At the end of the 19th century Ahlborn and Rabl-Ruckhardt, then Graaf, Korschelt, and Spencer went further to describe the anatomy, tissue structure, nerve inputs and outputs and fetal growth and development of the mammalian pineal gland. They noted that the mammalian pineal gland had similarities with epiphysis organ of lower vertebrates. In 1905, Studnicka established that phylogenetically the pineal gland derived from a photoreceptor organ. The function was not yet discovered.
At the beginning of the 20th century the physiological role of the pineal gland was studied. Heubner found that destruction of the pineal by the tumor prevents normal reproductive development. In 1943, Bargman suggested that the endocrine function of the pineal gland was regulated by light, via the central nervous system.
In mammals, melatonin produced in the pineal gland is secreted outside the blood-brain barrier. It acts as an endocrine hormone and regulates a number of bodily functions. Melatonin produced by the retina and the gastrointestinal (GI) tract acts as a paracrine hormone.
The primary function of melatonin is regulation of the circadian rhythm. The information of environmental light or darkness reaches the suprachiasmatic nuclei (SCN) via retinal photosensitive ganglion cells. These are photosensitive photoreceptor cells. These cells represent approximately 2% of the retinal ganglion cells in humans.
Melatonin is secreted in darkness in both day-active (diurnal) and night-active (nocturnal) animals.
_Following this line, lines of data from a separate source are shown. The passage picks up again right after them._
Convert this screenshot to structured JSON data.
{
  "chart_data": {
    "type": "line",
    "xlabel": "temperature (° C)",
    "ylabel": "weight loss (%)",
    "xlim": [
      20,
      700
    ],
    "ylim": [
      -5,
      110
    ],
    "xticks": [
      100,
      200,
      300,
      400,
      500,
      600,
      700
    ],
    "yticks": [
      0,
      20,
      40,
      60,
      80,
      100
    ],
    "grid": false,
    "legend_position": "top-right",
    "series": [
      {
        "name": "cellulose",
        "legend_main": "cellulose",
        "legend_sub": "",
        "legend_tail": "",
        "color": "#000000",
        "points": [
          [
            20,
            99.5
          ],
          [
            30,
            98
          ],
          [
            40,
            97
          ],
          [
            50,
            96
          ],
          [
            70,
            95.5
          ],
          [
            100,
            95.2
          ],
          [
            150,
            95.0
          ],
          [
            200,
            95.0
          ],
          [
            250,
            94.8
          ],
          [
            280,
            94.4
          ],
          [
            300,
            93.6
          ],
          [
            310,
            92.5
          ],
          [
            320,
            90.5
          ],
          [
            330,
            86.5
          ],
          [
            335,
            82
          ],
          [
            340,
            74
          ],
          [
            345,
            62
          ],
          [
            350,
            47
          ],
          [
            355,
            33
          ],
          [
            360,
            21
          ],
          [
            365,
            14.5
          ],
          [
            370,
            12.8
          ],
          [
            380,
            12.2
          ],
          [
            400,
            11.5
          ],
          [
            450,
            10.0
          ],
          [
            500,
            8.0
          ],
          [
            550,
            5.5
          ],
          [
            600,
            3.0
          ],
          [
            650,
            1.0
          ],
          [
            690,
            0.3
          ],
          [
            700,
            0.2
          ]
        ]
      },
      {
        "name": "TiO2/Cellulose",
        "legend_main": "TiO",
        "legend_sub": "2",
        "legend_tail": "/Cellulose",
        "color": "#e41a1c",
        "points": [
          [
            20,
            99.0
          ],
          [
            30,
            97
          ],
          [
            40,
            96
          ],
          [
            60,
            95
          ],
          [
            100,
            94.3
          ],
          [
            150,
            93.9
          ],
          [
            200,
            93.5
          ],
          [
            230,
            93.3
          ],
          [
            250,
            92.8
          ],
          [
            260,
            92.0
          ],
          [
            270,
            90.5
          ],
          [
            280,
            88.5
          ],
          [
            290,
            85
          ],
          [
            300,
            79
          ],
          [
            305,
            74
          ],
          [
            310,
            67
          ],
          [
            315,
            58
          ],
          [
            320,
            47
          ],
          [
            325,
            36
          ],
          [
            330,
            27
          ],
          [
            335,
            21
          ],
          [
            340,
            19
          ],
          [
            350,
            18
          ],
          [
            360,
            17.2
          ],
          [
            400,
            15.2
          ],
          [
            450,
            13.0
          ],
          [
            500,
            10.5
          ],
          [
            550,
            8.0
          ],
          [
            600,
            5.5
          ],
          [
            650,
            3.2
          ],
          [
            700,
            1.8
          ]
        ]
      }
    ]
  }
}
In mammals, thus, the nighttime production of melatonin is mainly driven by the circadian clock, situated in the suprachiasmatic nucleus of the hypothalamus, which controls the release of neurotransmitters or chemical messengers like norepinephrine from the dense pineal sympathetic afferents. In mammals, melatonin synthesis in the retina is elevated at night and reduced during the day in a fashion similar to events in the pineal gland.
In mammals, melatonin can suppress the libido by inhibiting secretion of luteinizing hormone (LH) and follicle-stimulating hormone (FSH) from the anterior pituitary gland. This is true for mammals that have a breeding season when daylight hours are long.
Those animals that are long day-breeders have melatonin as a repressor and those which are short-day breeders, the reproduction is stimulated by melatonin. At night melatonin also lowers the levels of the hormone leptin that regulated appetite and satiety.